Figure 2. Localization of Der p1 in the endosomal and lysosomal compartments of bronchial epithelial cells from one allergic subject with asthma (AA) and one allergic subject without asthma (A) at the indicated time points following 30-min exposure to 1 and 100 µg/mL Der p1. For these experiments, cells were grown on glass coverslips and Der p1 was labeled with fluorescein isothiocyanate (FITC) before being added to the cells. After exposure, cells were rinsed in phosphate-buffered saline (PBS) and fixed in methanol/acetic acid. Fixed cells were immersed for 15 min in blocking solution containing 5% goat serum and 0.2% Triton-X in PBS, and then incubated for 1 hr with either a mouse anti-cathepsin D antibody (endosomal marker) or the mouse anti-CD63 antibody (lysosomal marker). The cells were rinsed repeatedly in PBS, incubated with Texas-red-labeled secondary antibodies, rinsed, and mounted before analysis by fluorescence microscopy. The yellow staining at 30 and 60 min indicates colocalization of Der p1 in the endosomal and lysosomal compartment, respectively (original magnification: *600). The results are representative of six separate experiments.

Another set of experiments suggested that exposure time was an additional important factor affecting the ability of Der p1 to penetrate the bronchial epithelium from different donors. When exposure to low concentrations of Der p1 (1 µg/mL) was prolonged and greater than 4 hr, a transepithelial movement of the antigen could be detected also in the monolayers from allergic nonasthmatic subjects and from healthy donors (Figure 3A). This was at least partly due to a disruption of the tight junctions by Der p1, as it was paralleled by a progressive reduction in the transepithelial resistance (Figure 3B).
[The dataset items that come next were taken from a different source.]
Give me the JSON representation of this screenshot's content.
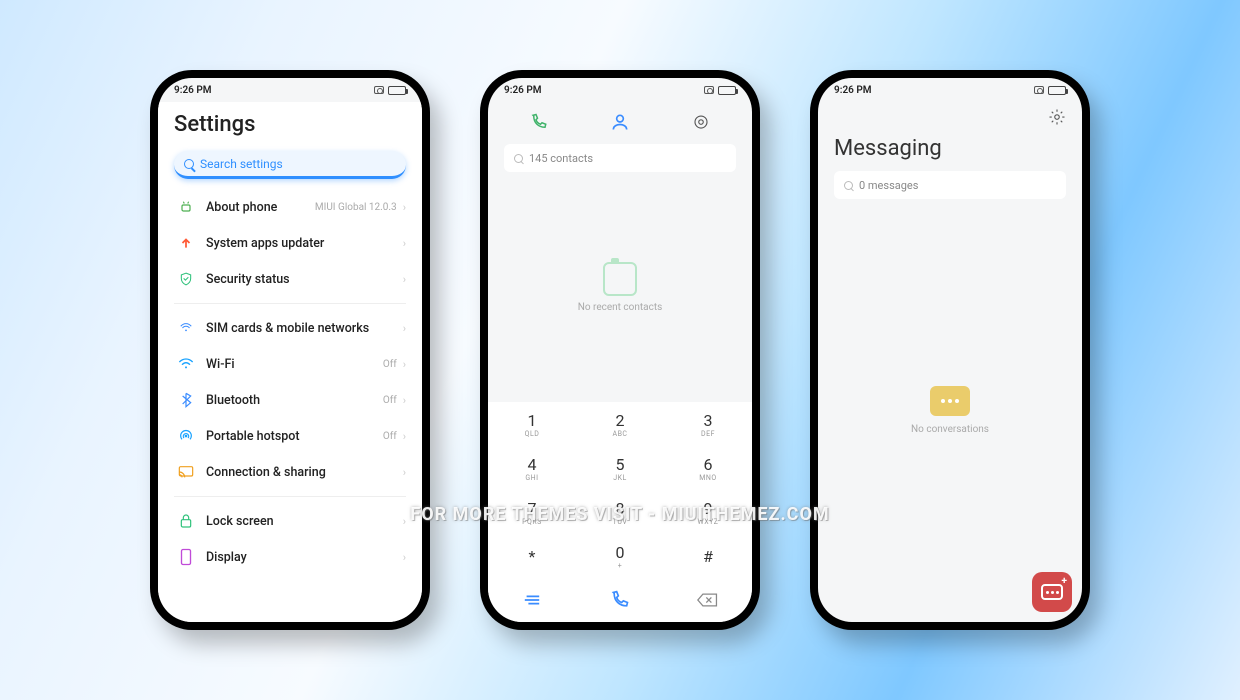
{
  "status": {
    "time": "9:26 PM"
  },
  "settings": {
    "title": "Settings",
    "search_placeholder": "Search settings",
    "groups": [
      [
        {
          "icon": "android",
          "color": "#4caf50",
          "label": "About phone",
          "trail": "MIUI Global 12.0.3"
        },
        {
          "icon": "arrow-up",
          "color": "#ff5a36",
          "label": "System apps updater",
          "trail": ""
        },
        {
          "icon": "shield",
          "color": "#30c27c",
          "label": "Security status",
          "trail": ""
        }
      ],
      [
        {
          "icon": "sim",
          "color": "#3a8cff",
          "label": "SIM cards & mobile networks",
          "trail": ""
        },
        {
          "icon": "wifi",
          "color": "#1aa3ff",
          "label": "Wi-Fi",
          "trail": "Off"
        },
        {
          "icon": "bluetooth",
          "color": "#3a8cff",
          "label": "Bluetooth",
          "trail": "Off"
        },
        {
          "icon": "hotspot",
          "color": "#1aa3ff",
          "label": "Portable hotspot",
          "trail": "Off"
        },
        {
          "icon": "cast",
          "color": "#f0a020",
          "label": "Connection & sharing",
          "trail": ""
        }
      ],
      [
        {
          "icon": "lock",
          "color": "#30c27c",
          "label": "Lock screen",
          "trail": ""
        },
        {
          "icon": "display",
          "color": "#c04bd8",
          "label": "Display",
          "trail": ""
        }
      ]
    ]
  },
  "dialer": {
    "search_text": "145 contacts",
    "empty_text": "No recent contacts",
    "keys": [
      [
        "1",
        "QLD"
      ],
      [
        "2",
        "ABC"
      ],
      [
        "3",
        "DEF"
      ],
      [
        "4",
        "GHI"
      ],
      [
        "5",
        "JKL"
      ],
      [
        "6",
        "MNO"
      ],
      [
        "7",
        "PQRS"
      ],
      [
        "8",
        "TUV"
      ],
      [
        "9",
        "WXYZ"
      ],
      [
        "*",
        ""
      ],
      [
        "0",
        "+"
      ],
      [
        "#",
        ""
      ]
    ]
  },
  "messaging": {
    "title": "Messaging",
    "search_text": "0 messages",
    "empty_text": "No conversations"
  },
  "watermark": "FOR MORE THEMES VISIT - MIUITHEMEZ.COM"
}
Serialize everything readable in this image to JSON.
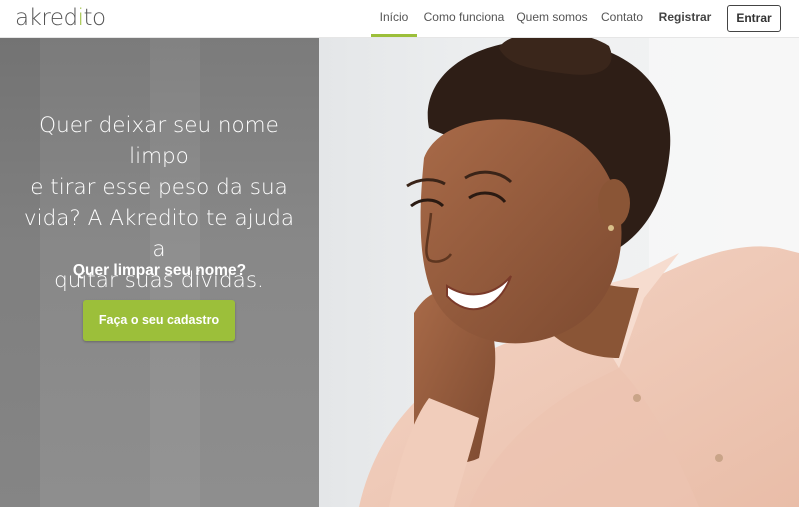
{
  "logo": {
    "prefix": "akred",
    "accent": "i",
    "suffix": "to"
  },
  "nav": {
    "items": [
      {
        "label": "Início",
        "active": true
      },
      {
        "label": "Como funciona"
      },
      {
        "label": "Quem somos"
      },
      {
        "label": "Contato"
      },
      {
        "label": "Registrar"
      }
    ],
    "login_label": "Entrar"
  },
  "hero": {
    "headline_lines": [
      "Quer deixar seu nome limpo",
      "e tirar esse peso da sua",
      "vida? A Akredito te ajuda a",
      "quitar suas dívidas."
    ],
    "subheadline": "Quer limpar seu nome?",
    "cta_label": "Faça o seu cadastro"
  },
  "colors": {
    "accent": "#9cbf3a",
    "hero_panel": "#888888",
    "text_dark": "#444444"
  }
}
Figure 3. (A) Time-dependent migration of immunoreactive Der p1 across the monolayers of cells from allergic subjects with asthma (AA), allergic subjects without asthma (A) and healthy individuals (H). Cells were cultured onto collagen-coated polycarbonate filter inserts placed into the wells of 24-well culture plates and exposed to 1 µg/mL Der p1 in the apical compartment for the indicated times. The amounts of immunoreactive Der p1 recovered in the basolateral compartment of the monolayers are expressed as percentage of the starting concentration in the apical compartment. Der p1 immunoreactivity was evaluated by enzyme-linked immunosorbent assay (12). (B) Change in electrical resistance from baseline under the same experimental conditions. The dashed lines indicate the range of changes in electrical resistance detected in control monolayers exposed for the same periods of time to the diluent of Der p1. Data are means and standard errors from 6 experiments. *p < 0.05 versus A and H; **p < 0.05 versus AA and A; ***all p < 0.01 versus control monolayers exposed to Der p1 diluent.

The experiments reported above indicate that Der p1 can cross the airway epithelium via both transcellular and paracellular movements. Nonasthmatic epithelium can resist the intracellular passage of low concentrations of Der p1 that reach its surface for a short time. The mechanism of this resistance and the reason it is defective in asthmatic epithelium remain unknown, but asthmatic epithelial cells may have an intrinsic defect in intracellular antiproteases defenses as the intracellular transport of Der p1 is abolished by antiproteases (12,13).

In the same experiments, brief exposure to high concentrations of an antigen with proteolytic activity or prolonged exposure to low concentrations caused disruption of the tight junctions in bronchial epithelial cells from asthmatic patients and also in the cells from nonasthmatic individuals. If this event also occurs in vivo, it may favor penetration into the airway mucosa of other antigens devoid of proteolytic activity, thereby increasing the probability that they can encounter antigen-presenting cells and cause sensitization (Figure 4). Such a phenomenon would explain why sensitization to house dust mite antigens is frequently associated with sensitization to multiple antigens (15).

Figure 4. Schematic summary of how Der p1 and other antigens might cross the bronchial epithelium by the intracellular and paracellular pathways, reach target cells within and below the epithelium, and cause sensitization and allergic inflammation both directly and through the release of epithelial cell-derived mediators.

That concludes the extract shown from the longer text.